Acts 16:1-2

1) Derbe en

Van dezen steden zie Hand. 14:6.

Ac 14.6

2) Timotheus, zoon

Van dezen Timotheus, zie breder Hand. 17:14, en Hand. 19:22, en Hand. 20:4; Rom. 16:21; 1 Cor. 4:17; Filipp. 2:19; 1 Thess. 3:2, en voornamelijk 1 Tim. 1:2.

Ac 17.14 19.22 20.4 Ro 16.21 1Co 4.17 Php 2.19 1Th 3.2 1Ti 1.2

3) gelovige Joodse

Dat is, die bekeerd was tot het Christengeloof.

4) vrouw, maar

Namelijk genaamd Eunice. Zie van haar, alsook van zijne grootmoeder Loide, 2 Tim. 1:5.

2Ti 1.5

5) Grieksen vader;

Grieks van een vader een Griek; dat is van Griekse en heidense afkomst en religie; hetwelk de oorzaak was dat Timotheus niet was besneden.

6) getuigenis gegeven

Namelijk van godzaligheid en ervarenheid in de Heilige Schrift; 2 Tim. 3:15.

2Ti 3.15

1 Timothy 6:12

19) strijd des geloofs,

Dat is, benaarstig u met alle vlijt niet alleen in het prediken van het woord des geloofs, maar ook in het beleven daarvan, 2 Tim. 4:7.

2Ti 4.7

20) grijp naar het eeuwige leven,

Ene gelijkenis, genomen van degenen die om den prijs lopen, en al lopende hunne handen uitsteken om te grijpen, als zij omtrent den eindpaal komen.

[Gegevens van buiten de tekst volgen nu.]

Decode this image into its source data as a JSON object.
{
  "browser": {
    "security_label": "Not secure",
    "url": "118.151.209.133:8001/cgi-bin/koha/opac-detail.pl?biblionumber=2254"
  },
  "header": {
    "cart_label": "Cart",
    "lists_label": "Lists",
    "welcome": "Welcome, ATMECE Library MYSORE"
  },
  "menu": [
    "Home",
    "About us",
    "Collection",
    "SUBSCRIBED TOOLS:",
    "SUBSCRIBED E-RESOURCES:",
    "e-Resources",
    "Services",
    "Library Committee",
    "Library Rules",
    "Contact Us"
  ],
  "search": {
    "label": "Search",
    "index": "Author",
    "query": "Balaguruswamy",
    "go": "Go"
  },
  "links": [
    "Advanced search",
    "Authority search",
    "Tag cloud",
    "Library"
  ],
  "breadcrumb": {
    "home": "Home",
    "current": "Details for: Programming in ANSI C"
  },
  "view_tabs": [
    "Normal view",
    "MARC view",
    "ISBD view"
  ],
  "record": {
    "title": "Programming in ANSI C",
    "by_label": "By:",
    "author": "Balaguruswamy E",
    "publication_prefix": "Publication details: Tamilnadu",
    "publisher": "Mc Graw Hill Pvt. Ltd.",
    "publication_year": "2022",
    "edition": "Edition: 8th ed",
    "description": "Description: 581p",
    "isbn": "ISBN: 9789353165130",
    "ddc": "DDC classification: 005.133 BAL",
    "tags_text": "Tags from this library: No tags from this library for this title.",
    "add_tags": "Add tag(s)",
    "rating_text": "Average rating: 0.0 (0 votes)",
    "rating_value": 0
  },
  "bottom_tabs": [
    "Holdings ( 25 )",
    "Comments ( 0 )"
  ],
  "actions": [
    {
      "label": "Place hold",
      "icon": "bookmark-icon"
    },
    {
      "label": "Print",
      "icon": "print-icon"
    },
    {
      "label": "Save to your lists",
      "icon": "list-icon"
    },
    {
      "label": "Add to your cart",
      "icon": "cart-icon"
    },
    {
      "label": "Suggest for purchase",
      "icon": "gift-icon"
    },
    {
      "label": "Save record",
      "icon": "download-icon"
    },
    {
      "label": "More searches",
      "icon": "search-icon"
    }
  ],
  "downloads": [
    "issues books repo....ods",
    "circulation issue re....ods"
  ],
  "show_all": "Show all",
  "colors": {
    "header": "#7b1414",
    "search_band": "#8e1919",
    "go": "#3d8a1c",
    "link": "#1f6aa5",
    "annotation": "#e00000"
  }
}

Zie 1 Cor. 9:24; Filipp. 3:13,14.

1Co 9.24 Php 3.13,14

21) de goede belijdenis beleden

Namelijk van Christus getrouw te zullen dienen, toen gij van mij tot een evangelist in de tegenwoordigheid der ouderlingen zijt verkoren. Zie hiervoor 1 Tim. 4:14.

1Ti 4.14

2 Timothy 1:6

16) opwekt

Het Griekse woord anazopyrein, hetwelk de apostel hier gebruikt, betekent eigenlijk een klein vuur, dat bijna uitgegaan is, of onder de as geraakt, door blazen wederom levend en brandend maken; een zeer geschikte gelijkenis, waardoor aangewezen wordt, dat zo ook de gaven des Heiligen Geestes door bidden, aanhouden in het lezen en vlijtige bediening onzer roeping, vermeerderd en als brandende gemaakt worden.

17) de gave Gods,

Zie 1 Tim. 4:14.

1Ti 4.14

18) die in u is, door de oplegging

Dat is, die ik met deze plechtigheid van de oplegging der handen te kennen heb gegeven, door de werking des Heiligen Geestes in u te zijn; en die, door de krachtige gebeden der gemeente bij deze ceremonie gevoegd, van God in u nog zullen vermeerderd worden.

19) mijner handen.

In den eersten zendbrief, 1 Tim. 4:14, zegt de apostel des ouderlingschaps; hetwelk beide waar is, daar de apostel Paulus hem de handen heeft opgelegd in tegenwoordigheid en uit naam van de ganse vergadering der ouderlingen, als zijnde de voornaamsten onder dezen en bovendien een apostel.